Data pasien penderita COVID-19 yang dinyatakan telah sembuh tercatat sebanyak 8.406 orang, atau setara dengan 29,77% dari jumlah pasien yang terkonfirmasi.
Sementara itu, jumlah pasien meninggal tercatat sejumlah 1.698 orang, sama dengan 6,01% dari jumlah pasien yang terkonfirmasi.
Sisanya, sebanyak 18.129 orang (64,21%) masih berstatus pasien dalam proses perawatan. Data ini diperoleh informasinya dari situs Kementerian Kesehatan per hari Kamis, 4 Juni 2020 pada pukul 08.30 WIB.
Dari data tersebut, dapat disimpulkan bahwa persentase jumlah pasien yang sembuh lebih besar daripada persentase pasien yang meninggal. Bukankah ini adalah sebuah kabar yang tergolong menggembirakan?
Kabar gembira ini sepertinya berpotensi efektif untuk meningkatkan keberanian sebagian masyarakat untuk kembali beraktivitas di luar rumah.
Mungkin pikir mereka, “Buat apa kami takut dengan Corona, toh nyatanya data pemerintah menunjukkan lebih banyak yang sembuh daripada yang meninggal. Berarti Corona bisa dikalahkan secara alamiah dong dengan antibodi di tubuh kami.”
Pemikiran ini sepertinya sudah diantisipasi oleh pemerintah. Ya, pemerintah juga tidak menampikkan kenyataan bahwa ekonomi harus terus berputar agar negara ini tetap jalan.
Dan dalam perputaran itu, ada kemungkinan beberapa aktivitas harus dilakukan di luar rumah dan tatap muka secara langsung tidak dapat terelakkan.
Selain itu, seperti yang telah dikemukakan oleh para ilmuwan, virus Corona penyebab COVID-19 ini tidak dapat serta merta langsung hilang dengan sendirinya.
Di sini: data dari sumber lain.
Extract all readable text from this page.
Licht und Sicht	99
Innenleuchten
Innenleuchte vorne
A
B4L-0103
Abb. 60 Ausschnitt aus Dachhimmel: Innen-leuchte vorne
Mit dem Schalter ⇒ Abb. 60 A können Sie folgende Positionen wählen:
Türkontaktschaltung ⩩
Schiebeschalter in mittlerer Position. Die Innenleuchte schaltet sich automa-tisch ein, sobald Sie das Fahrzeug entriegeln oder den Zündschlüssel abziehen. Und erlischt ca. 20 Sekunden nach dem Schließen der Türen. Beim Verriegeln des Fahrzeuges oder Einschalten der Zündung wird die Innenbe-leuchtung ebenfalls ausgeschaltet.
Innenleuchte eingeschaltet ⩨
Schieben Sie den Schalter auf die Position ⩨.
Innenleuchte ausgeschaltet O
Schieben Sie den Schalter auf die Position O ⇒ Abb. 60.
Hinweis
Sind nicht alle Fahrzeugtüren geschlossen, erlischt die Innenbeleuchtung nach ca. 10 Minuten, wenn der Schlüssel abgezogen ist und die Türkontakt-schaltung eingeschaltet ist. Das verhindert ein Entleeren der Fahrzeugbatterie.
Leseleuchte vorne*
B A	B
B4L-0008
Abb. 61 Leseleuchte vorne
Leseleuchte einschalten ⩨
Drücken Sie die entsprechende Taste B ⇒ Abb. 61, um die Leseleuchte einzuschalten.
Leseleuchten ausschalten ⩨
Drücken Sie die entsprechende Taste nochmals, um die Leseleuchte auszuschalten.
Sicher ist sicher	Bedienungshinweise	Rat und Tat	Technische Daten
Oleh sebab itu, kini, salah satu solusi yang ditawarkan oleh pemerintah adalah berdamai dengan COVID-19, sampai akhirnya vaksin yang benar-benar efektif menyembuhkan penyakit COVID-19 ini telah berhasil ditemukan.
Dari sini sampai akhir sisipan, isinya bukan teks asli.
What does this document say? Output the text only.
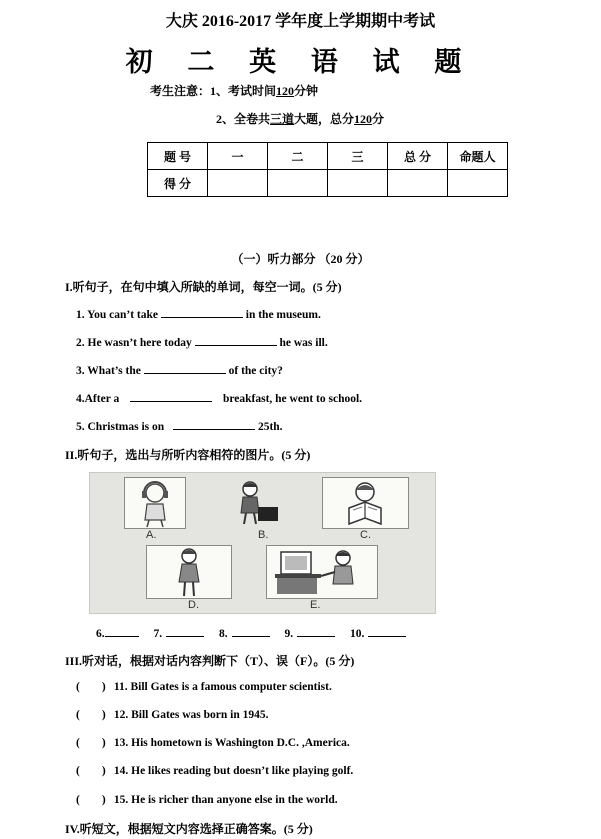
大庆 2016-2017 学年度上学期期中考试
初 二 英 语 试 题
考生注意：1、考试时间120分钟
2、全卷共三道大题，总分120分
题 号	一	二	三	总 分	命题人
得 分					
（一）听力部分 （20 分）
I.听句子，在句中填入所缺的单词，每空一词。(5 分)
1. You can’t take	in the museum.
2. He wasn’t here today	he was ill.
3. What’s the	of the city?
4.After a	breakfast, he went to school.
5. Christmas is on	25th.
II.听句子，选出与所听内容相符的图片。(5 分)
A.	B.	C.
D.	E.
6.	7.	8.	9.	10.
III.听对话，根据对话内容判断下（T）、误（F）。(5 分)
( ) 11. Bill Gates is a famous computer scientist.
( ) 12. Bill Gates was born in 1945.
( ) 13. His hometown is Washington D.C. ,America.
( ) 14. He likes reading but doesn’t like playing golf.
( ) 15. He is richer than anyone else in the world.
IV.听短文，根据短文内容选择正确答案。(5 分)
Perdamaian dengan COVID-19.
Perdamaian dengan COVID-19 di sini berarti adanya penyesuaian baru manusia dalam tatanan kehidupan yang diakibatkan oleh COVID-19. Diakui, telah terjadi perubahan tatanan kehidupan antara sebelum adanya virus Corona dengan setelah virus ini merebak di Indonesia.
Seperti misalnya, banyak yang bekerja dari rumah, banyak yang melakukan pertemuan secara virtual, dan masih banyak lagi, yang kesemuanya itu merupakan awal dari “New Normal” yang akan dijalani. Dan wujud nyata dari perdamaian ini adalah hidup berdampingan dengan COVID-19.
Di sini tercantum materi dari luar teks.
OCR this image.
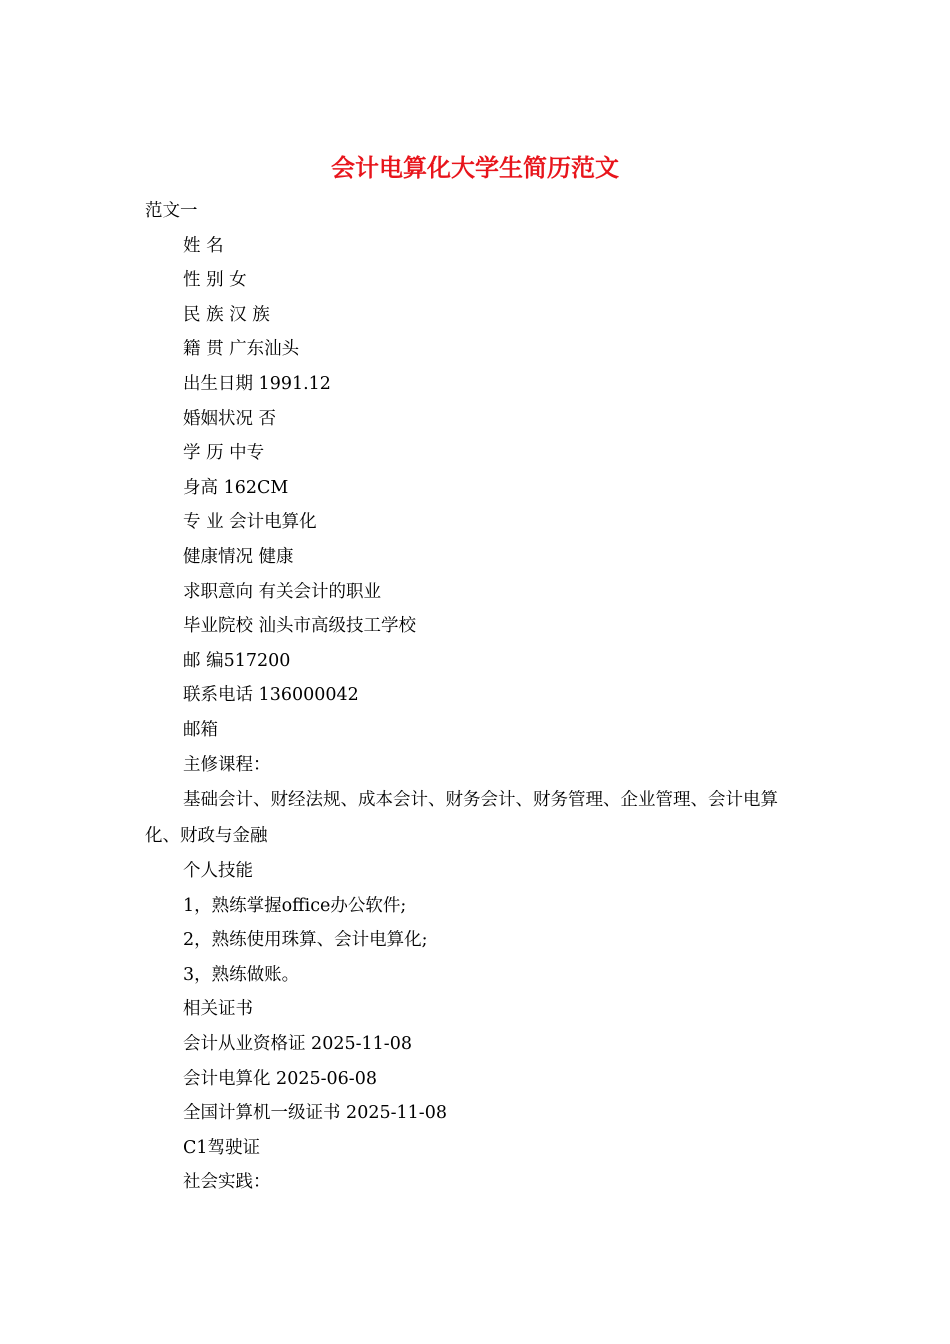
会计电算化大学生简历范文
范文一
姓 名
性 别 女
民 族 汉 族
籍 贯 广东汕头
出生日期 1991.12
婚姻状况 否
学 历 中专
身高 162CM
专 业 会计电算化
健康情况 健康
求职意向 有关会计的职业
毕业院校 汕头市高级技工学校
邮 编517200
联系电话 136000042
邮箱
主修课程：
基础会计、财经法规、成本会计、财务会计、财务管理、企业管理、会计电算化、财政与金融
个人技能
1，熟练掌握office办公软件;
2，熟练使用珠算、会计电算化;
3，熟练做账。
相关证书
会计从业资格证 2025-11-08
会计电算化 2025-06-08
全国计算机一级证书 2025-11-08
C1驾驶证
社会实践：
Hidup berdampingan dengan COVID-19 dapat sukses dilaksanakan jika didukung secara optimal oleh tridaya manusia.
Apa itu? Tridaya manusia adalah sebuah konsep dalam kebudayaan yang menekankan pada tiga kekuatan besar yang dimiliki oleh manusia secara alamiah. Yang pertama adalah “Cipta”, kemudian yang kedua adalah “Rasa”, dan diikuti terakhir dengan “Karsa”.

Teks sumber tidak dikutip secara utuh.